Using small molecule microarray screens to probe the ability of 12,000 compounds to bind to DISC1 variants, Haggarty reaped 383 hits which either activated or attenuated GSK3β activity through DISC1. Stressing the need to characterize these compounds in human neurons to more accurately model how they act in the brain, he described his success in deriving neurons from induced pluripotent stem cells (iPSCs) developed from human skin cells, saying, "We can grow buckets of these." Applying a GSKβ inhibitor to these neurons increased activity in signaling molecules downstream from GSK3β, consistent with suppression of GSK3β.
…to clinical trials
Amanda Law of the National Institute of Mental Health covered a different part of the GSK3β signaling network: the PI3K/AKT pathway. Aberrations in this pathway are suspected in schizophrenia because genetic studies have pointed to variants in the neuregulin gene (see SZGene entry) and its receptor ErbB4 (see SZGene entry), which act upon the PI3K/AKT pathway. AKT, in turn, inhibits GSK3β. To probe the integrity of this pathway in disease, Law used human lymphoblastoid cell lines from controls and people with schizophrenia, saying, "They give you the genetic architecture of a real person."

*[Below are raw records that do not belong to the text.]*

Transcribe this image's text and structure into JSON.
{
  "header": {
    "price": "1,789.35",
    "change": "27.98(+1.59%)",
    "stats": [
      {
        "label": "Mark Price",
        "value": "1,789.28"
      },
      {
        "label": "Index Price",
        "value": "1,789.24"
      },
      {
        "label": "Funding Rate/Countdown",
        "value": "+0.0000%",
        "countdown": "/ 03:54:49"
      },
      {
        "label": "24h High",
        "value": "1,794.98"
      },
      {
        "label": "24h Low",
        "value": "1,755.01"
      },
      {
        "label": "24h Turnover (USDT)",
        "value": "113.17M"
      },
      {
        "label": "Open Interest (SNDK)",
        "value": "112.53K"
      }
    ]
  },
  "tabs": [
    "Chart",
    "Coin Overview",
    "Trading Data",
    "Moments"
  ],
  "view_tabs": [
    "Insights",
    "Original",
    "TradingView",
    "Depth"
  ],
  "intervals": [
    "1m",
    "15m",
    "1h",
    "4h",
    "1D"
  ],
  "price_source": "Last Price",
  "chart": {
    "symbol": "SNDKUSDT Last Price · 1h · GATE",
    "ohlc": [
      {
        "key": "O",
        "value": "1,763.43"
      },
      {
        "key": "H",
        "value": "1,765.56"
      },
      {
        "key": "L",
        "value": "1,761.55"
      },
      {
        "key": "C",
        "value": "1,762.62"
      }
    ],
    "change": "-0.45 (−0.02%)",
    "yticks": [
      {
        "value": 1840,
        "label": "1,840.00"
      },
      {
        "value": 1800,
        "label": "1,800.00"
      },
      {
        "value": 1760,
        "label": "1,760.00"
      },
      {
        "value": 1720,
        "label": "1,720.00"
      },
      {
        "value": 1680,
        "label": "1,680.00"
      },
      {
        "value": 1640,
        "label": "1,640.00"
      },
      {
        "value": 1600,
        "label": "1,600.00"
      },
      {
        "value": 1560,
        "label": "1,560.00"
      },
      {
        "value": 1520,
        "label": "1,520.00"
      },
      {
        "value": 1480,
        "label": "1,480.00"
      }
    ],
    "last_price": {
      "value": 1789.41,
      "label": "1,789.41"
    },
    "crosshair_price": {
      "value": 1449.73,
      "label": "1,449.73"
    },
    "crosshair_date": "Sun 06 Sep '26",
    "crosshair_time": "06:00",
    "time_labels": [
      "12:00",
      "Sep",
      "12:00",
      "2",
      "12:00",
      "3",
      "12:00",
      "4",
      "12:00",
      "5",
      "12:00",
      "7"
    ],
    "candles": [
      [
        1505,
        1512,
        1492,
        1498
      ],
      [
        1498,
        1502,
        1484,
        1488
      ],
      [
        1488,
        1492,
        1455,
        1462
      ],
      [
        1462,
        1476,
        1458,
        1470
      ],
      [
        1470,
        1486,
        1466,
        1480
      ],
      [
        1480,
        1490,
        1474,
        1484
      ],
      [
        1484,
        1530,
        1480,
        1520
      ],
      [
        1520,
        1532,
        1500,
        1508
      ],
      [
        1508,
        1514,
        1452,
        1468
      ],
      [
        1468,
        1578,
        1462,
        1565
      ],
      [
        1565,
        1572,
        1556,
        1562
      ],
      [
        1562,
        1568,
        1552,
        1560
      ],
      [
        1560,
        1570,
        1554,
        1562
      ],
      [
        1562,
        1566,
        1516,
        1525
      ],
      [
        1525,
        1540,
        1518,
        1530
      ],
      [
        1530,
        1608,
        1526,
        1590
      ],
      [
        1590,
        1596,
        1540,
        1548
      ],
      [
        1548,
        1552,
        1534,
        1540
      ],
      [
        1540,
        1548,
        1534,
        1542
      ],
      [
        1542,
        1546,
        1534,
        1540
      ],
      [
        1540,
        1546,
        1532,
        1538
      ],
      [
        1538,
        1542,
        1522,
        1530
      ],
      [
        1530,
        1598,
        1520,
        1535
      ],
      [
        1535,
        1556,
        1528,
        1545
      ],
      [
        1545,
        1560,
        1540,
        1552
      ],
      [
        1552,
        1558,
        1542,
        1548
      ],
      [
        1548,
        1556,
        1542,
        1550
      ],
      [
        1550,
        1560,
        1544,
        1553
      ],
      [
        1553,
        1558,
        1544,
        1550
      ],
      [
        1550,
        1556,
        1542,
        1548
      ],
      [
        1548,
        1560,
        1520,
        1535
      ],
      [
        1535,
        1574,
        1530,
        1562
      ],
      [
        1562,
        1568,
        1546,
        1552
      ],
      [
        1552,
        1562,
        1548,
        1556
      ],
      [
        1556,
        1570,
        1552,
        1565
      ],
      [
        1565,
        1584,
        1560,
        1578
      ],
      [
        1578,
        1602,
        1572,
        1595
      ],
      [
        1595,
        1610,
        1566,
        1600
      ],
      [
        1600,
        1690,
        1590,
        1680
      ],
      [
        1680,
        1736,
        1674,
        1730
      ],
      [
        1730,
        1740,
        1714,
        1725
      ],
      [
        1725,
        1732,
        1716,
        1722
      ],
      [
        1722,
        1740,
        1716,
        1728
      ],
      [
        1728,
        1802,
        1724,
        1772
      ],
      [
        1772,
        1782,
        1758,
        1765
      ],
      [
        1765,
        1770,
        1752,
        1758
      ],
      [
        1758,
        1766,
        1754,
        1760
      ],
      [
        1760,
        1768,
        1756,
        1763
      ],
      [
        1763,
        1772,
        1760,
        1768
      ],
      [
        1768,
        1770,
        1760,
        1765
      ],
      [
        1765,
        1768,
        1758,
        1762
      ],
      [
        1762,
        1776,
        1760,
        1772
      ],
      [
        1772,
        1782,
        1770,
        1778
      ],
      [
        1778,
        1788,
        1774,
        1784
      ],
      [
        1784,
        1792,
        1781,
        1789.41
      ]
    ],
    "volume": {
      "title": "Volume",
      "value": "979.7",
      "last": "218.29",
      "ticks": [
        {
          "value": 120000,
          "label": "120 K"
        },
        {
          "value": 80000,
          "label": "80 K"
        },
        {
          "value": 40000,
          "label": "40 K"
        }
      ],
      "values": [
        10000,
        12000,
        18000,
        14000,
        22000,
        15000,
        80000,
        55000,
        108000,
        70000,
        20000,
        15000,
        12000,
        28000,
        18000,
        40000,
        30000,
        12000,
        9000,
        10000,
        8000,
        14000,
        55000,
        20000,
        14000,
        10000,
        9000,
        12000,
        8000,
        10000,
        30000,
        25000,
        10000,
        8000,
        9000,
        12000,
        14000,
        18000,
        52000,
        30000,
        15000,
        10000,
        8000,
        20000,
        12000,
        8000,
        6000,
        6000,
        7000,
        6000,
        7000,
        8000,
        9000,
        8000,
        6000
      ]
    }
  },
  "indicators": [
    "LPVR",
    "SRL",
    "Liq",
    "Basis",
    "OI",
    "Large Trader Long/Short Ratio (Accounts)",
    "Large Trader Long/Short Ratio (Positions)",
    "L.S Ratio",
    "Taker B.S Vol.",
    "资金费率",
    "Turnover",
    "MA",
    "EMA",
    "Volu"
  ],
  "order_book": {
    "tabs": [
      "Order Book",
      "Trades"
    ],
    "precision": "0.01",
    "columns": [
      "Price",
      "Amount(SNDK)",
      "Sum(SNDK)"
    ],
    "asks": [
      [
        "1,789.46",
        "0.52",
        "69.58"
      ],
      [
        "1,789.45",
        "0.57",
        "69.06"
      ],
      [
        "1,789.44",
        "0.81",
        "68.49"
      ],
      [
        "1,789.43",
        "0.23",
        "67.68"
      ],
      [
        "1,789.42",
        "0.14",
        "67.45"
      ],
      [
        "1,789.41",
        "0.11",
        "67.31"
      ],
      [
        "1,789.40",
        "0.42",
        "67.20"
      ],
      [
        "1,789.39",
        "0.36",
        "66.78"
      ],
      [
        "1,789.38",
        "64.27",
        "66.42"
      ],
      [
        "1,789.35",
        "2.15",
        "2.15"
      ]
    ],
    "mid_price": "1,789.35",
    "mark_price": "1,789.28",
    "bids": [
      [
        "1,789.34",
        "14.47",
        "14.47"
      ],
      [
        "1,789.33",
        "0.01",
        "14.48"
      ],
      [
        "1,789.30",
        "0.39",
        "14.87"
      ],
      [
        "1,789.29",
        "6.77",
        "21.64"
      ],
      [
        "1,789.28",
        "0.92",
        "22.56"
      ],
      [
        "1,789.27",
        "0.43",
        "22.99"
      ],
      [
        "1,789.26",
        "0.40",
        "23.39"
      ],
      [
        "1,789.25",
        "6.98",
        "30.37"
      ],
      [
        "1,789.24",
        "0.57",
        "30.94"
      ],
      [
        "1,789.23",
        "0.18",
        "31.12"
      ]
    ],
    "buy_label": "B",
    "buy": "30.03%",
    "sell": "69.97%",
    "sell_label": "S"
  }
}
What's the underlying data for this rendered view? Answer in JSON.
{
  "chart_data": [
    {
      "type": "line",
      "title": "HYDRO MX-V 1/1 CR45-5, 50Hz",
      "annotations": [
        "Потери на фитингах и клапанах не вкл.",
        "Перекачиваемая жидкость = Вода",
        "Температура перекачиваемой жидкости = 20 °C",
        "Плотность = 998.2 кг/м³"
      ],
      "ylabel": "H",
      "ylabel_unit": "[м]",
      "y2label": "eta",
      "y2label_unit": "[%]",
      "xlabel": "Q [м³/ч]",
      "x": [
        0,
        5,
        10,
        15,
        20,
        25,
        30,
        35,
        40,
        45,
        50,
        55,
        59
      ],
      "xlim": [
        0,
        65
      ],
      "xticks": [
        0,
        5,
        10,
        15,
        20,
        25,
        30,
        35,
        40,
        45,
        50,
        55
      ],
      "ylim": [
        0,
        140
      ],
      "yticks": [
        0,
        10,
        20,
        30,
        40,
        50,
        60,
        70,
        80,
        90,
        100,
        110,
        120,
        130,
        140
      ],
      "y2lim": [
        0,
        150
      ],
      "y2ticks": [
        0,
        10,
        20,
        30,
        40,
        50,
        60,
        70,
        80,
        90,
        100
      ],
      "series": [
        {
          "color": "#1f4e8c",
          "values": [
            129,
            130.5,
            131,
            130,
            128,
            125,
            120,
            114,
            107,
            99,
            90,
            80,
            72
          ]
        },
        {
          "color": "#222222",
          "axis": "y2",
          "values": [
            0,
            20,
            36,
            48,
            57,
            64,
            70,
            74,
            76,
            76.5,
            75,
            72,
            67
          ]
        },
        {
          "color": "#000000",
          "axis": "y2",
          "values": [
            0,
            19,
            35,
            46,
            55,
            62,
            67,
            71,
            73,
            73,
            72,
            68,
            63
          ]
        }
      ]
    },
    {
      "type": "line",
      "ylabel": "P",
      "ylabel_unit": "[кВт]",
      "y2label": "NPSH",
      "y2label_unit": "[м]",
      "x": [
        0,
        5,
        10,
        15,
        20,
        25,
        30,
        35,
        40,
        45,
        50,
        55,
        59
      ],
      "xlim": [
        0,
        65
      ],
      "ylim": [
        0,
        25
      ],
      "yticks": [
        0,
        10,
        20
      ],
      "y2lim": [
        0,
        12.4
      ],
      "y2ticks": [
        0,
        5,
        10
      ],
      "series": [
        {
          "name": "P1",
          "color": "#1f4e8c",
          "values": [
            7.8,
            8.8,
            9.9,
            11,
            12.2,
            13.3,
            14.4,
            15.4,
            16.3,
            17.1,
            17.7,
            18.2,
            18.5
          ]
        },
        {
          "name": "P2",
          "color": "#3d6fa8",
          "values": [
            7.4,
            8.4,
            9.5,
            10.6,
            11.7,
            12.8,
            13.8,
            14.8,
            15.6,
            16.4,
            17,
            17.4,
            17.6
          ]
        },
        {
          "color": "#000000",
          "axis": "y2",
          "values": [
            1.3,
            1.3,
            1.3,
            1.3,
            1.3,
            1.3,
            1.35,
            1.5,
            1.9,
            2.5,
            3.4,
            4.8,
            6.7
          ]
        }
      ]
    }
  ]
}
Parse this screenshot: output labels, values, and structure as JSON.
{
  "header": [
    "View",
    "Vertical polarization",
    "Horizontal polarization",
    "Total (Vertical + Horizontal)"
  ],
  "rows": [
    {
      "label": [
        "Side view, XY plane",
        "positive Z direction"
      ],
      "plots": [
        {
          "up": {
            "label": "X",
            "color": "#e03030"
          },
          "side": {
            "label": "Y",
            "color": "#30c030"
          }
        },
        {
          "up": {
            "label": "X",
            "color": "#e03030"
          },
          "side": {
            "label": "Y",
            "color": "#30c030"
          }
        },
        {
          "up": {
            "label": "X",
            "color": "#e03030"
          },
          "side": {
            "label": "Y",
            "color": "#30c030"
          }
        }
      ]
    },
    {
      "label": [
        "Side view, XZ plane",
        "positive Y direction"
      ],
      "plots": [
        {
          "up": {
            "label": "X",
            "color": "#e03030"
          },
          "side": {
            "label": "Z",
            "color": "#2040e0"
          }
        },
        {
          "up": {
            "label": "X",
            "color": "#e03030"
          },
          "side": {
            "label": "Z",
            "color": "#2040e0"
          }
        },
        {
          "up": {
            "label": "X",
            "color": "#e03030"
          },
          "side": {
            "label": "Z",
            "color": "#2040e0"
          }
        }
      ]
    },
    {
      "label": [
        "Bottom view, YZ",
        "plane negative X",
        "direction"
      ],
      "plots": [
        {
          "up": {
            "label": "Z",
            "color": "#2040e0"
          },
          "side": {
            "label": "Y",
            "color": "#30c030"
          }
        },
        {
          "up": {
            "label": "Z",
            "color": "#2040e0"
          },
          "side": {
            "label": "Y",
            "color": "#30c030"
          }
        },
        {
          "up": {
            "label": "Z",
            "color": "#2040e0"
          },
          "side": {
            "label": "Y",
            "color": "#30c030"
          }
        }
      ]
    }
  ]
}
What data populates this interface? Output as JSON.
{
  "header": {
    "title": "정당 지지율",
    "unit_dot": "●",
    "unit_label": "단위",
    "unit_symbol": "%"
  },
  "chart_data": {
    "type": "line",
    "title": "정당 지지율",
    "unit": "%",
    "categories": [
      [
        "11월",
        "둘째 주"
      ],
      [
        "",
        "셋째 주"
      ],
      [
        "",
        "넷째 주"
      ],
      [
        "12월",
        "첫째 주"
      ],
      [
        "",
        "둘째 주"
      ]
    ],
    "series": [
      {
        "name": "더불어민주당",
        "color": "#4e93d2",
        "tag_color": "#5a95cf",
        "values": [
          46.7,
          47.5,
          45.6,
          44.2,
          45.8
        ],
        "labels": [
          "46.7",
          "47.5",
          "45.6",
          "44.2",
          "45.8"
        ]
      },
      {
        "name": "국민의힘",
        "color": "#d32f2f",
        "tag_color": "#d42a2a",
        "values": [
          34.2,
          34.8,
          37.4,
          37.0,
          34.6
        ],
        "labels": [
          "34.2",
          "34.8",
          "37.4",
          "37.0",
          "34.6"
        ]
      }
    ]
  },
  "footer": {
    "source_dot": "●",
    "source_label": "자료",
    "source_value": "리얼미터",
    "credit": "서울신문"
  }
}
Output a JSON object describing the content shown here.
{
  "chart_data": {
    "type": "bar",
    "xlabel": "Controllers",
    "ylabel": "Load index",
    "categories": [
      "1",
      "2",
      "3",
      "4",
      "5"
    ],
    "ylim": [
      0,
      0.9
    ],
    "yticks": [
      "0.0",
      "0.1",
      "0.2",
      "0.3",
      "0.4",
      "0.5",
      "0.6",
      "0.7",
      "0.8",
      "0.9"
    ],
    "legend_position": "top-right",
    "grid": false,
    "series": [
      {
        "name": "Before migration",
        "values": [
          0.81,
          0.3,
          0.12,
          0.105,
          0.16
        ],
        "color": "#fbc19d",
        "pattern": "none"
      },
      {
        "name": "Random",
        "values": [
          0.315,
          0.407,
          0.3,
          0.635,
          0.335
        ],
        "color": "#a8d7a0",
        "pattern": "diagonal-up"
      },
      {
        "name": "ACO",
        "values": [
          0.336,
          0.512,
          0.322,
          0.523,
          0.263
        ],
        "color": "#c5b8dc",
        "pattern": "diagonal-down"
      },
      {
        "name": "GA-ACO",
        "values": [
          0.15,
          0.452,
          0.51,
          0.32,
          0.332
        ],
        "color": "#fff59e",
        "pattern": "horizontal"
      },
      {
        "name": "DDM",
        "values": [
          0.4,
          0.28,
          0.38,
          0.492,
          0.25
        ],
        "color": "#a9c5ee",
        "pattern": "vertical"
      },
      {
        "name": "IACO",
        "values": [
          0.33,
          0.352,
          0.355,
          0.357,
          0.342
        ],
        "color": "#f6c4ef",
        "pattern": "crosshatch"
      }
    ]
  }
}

She reported abnormal upregulation of an isoform of ErbB4, called CYT-1, and an isoform of PI3K called PI3KCD, in schizophrenia and in people homozygous for the risk allele for ErbB4. These upregulations are also found in postmortem brains from people with schizophrenia. Elevated levels of PI3KCD suppress AKT activity, which disinhibits GSK3β and ultimately attenuates neuregulin signaling. This means selective PI3KCD inhibitors may normalize activity in this pathway, and cancer research—which is interested in GSK3β because of its role in cell proliferation—has already come up with some. One that has been tested prevents amphetamine-induced hyperlocomotion in mice, without effects on cognition. PI3KCD inhibitors are in clinical trials already, and these results may establish a place for PI3KCD in the network of schizophrenia-related molecules.
Returning to the idea that underactive NMDA receptors may be at the heart of schizophrenia, Brian Campbell of Pfizer presented a way to suppress kynurenic acid levels in the brain, which are elevated in the CSF in schizophrenia. Kynurenic acid antagonizes NMDA receptors, and abnormally high levels may contribute to cognitive deficits found in schizophrenia. Campbell targeted the key enzyme that makes kynurenic acid in the brain, called kynurenine aminotransferase II (KAT II), with a compound that potently and selectively inhibits KAT II. This KAT II inhibitor reduced kynurenic acid levels by as much as 80 percent in rats and improved performance of rats and nonhuman primates in tasks measuring attention and working memory. It also rapidly reversed anhedonia, as measured by a decrease in sucrose consumption, that resulted from subjecting rats to chronic, mild stress. However, this KAT II inhibitor did not affect the usual models of psychosis-like behavior, like prepulse inhibition or amphetamine-induced hyperlocomotion. This suggests that KAT II inhibitors could work as an adjunctive to antipsychotics to treat cognitive and negative symptoms. Campbell said that the KAT II inhibitor did not interfere with the antipsychotic's ability to normalize psychosis-related measures, but that it was still unclear whether an antipsychotic would undermine the KAT II inhibitor's effect on cognitive measures.—Michele Solis.